7.      Há condições para os dois países elevarem a cooperação para patamares mais elevados?
Tais condições existem sempre e sob todas as condições e circunstâncias. Ucrânia está expandindo a sua cooperação com os países africanos, existindo vários níveis de interacção. O primeiro, na minha opinião, deveria ser o desenvolvimento da cooperação no âmbito de organizações internacionais, o diálogo político regular e o apoio mútuo no âmbito de fóruns internacionais. Isto, por norma, dá um ímpeto a todas as áreas de cooperação, nas quais as partes estão interessadas.

8.      O facto de Moçambique manter uma cooperação já antiga com a Rússia não é uma entrave na cooperação entre Moçambique e a Ucrânia, tendo em conta o conflito entre a Rússia e Ucrânia?
Moçambique mantém a cooperação de longa data com a Rússia, mas essa tem a mesmíssima duração em relação à Ucrânia, dado que essas relações foram estabelecidas desde a União Soviética. Eu não iria exagerar o papel da Rússia no desenvolvimento de relações amistosas com a região da África Austral, incluindo Moçambique. Aqui, a parte importante pertence à Ucrânia, à Geórgia, à Bielorrússia e ao resto dos nossos antigos “amigos” na URSS. Eu acredito que, independentemente dos projectos implantados em conjunto pela Rússia e pelo Moçambique, o vosso país está interessado em desenvolver a cooperação com o maior número possível de outros estados. Numa economia mundial globalizada, nenhum país quer depender de uma orientação única, porque isso, poderá afectar directamente a sua segurança nacional e independência económica. Bem, tenho a certeza que Moçambique está principalmente interessado em diversificar os seus projectos externos nas áreas da política e de economia.

9.      Moçambique tem tido uma postura de neutralidade na questão Rússia/Ucrânia, pelo menos publicamente. Como analista essa opção?
Este tipo de posição foi tomada por uma série de países (mas não a maioria), o que é patente nas votações no âmbito das organizações internacionais na questão da agressão russa na Ucrânia.
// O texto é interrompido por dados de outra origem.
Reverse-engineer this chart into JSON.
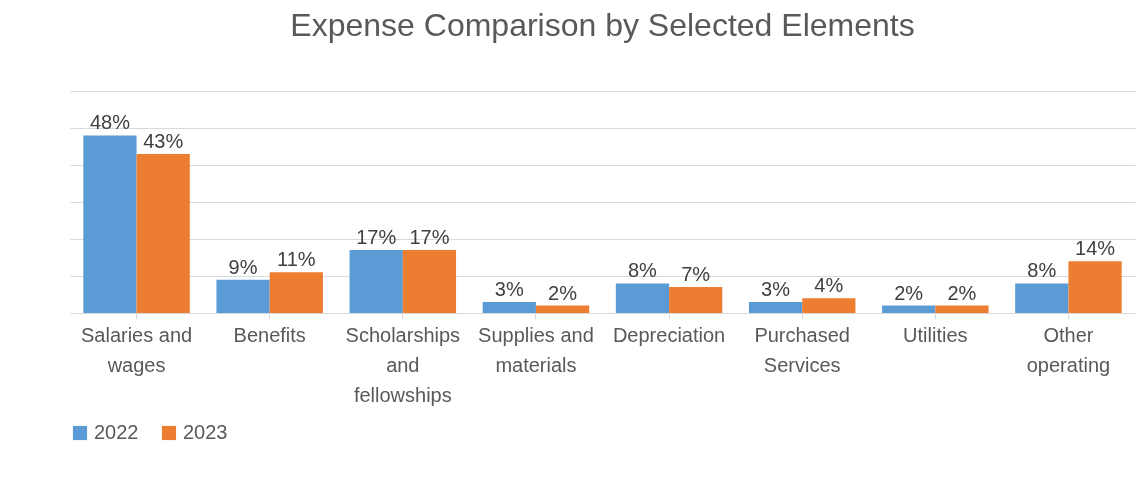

Pessoalmente, associo essa posição dos países “neutros” com o fenómeno da guerra híbrida, que a comunidade internacional está assistindo, nesta envergadura, pela primeira vez na história das relações internacionais. Mas hoje, quando o mundo inteiro está ciente do papel da Rússia e dos seus métodos de guerra na Ucrânia, tenho certeza que a maioria destes países irá modificar a sua posição actual para uma mais clara. Pois, a preservação do direito internacional como o maior instrumento de resolução de conflitos é uma prioridade para todo o mundo civilizado. O nivelamento, por baixo, dos valores e da efectividade do direito internacional afecta todos os países, porque quando o Direito internacional não é respeitado, todo e qualquer país pode se tornar uma vítima já amanhã. O que se deu com a interferência da Rússia nas eleições na Alemanha, França, Estados Unidos, no caso recente de Salisbury.

10.  Qual é a posição que Maputo tem transmitido a Kiev em relação ao conflito com a Rússia?
Não recebemos, por parte de Moçambique, uma posição clara nesta questão.

11.  Qual é o papel que Moçambique pode jogar para ajudar a resolver o conflito entre a Ucrânia e a Rússia?
Acredito que a adesão de Moçambique à posição da maioria dos países, em, ao menos condenar a violação das normas e princípios básicos do direito internacional, a Carta das Nações Unidas e vários acordos internacionais e bilaterais ucraniano-russos, contribuiria significativamente para a pressão da comunidade internacional sobre a liderança russa. Isso impediria a repetição futura de cenários semelhantes em outras partes do mundo.

12.  Está projectada a instalação de uma embaixada da Ucrânia em Maputo?
Como se pode ser comprovado pelas estatísticas dos nossos indicadores de comércio bilateral, bem como pela ausência de um diálogo político activo, a abertura de uma missão diplomática ucraniana exclusivamente para Moçambique não é oportuna. Mas, mais uma vez, gostaria de enfatizar que nos últimos anos Ucrânia expandiu consideravelmente sua cooperação com os países da África. Portanto, estou confiante de que a abertura da representação diplomática ucraniana é provável no futuro, no processo de aprofundamento da cooperação bilateral.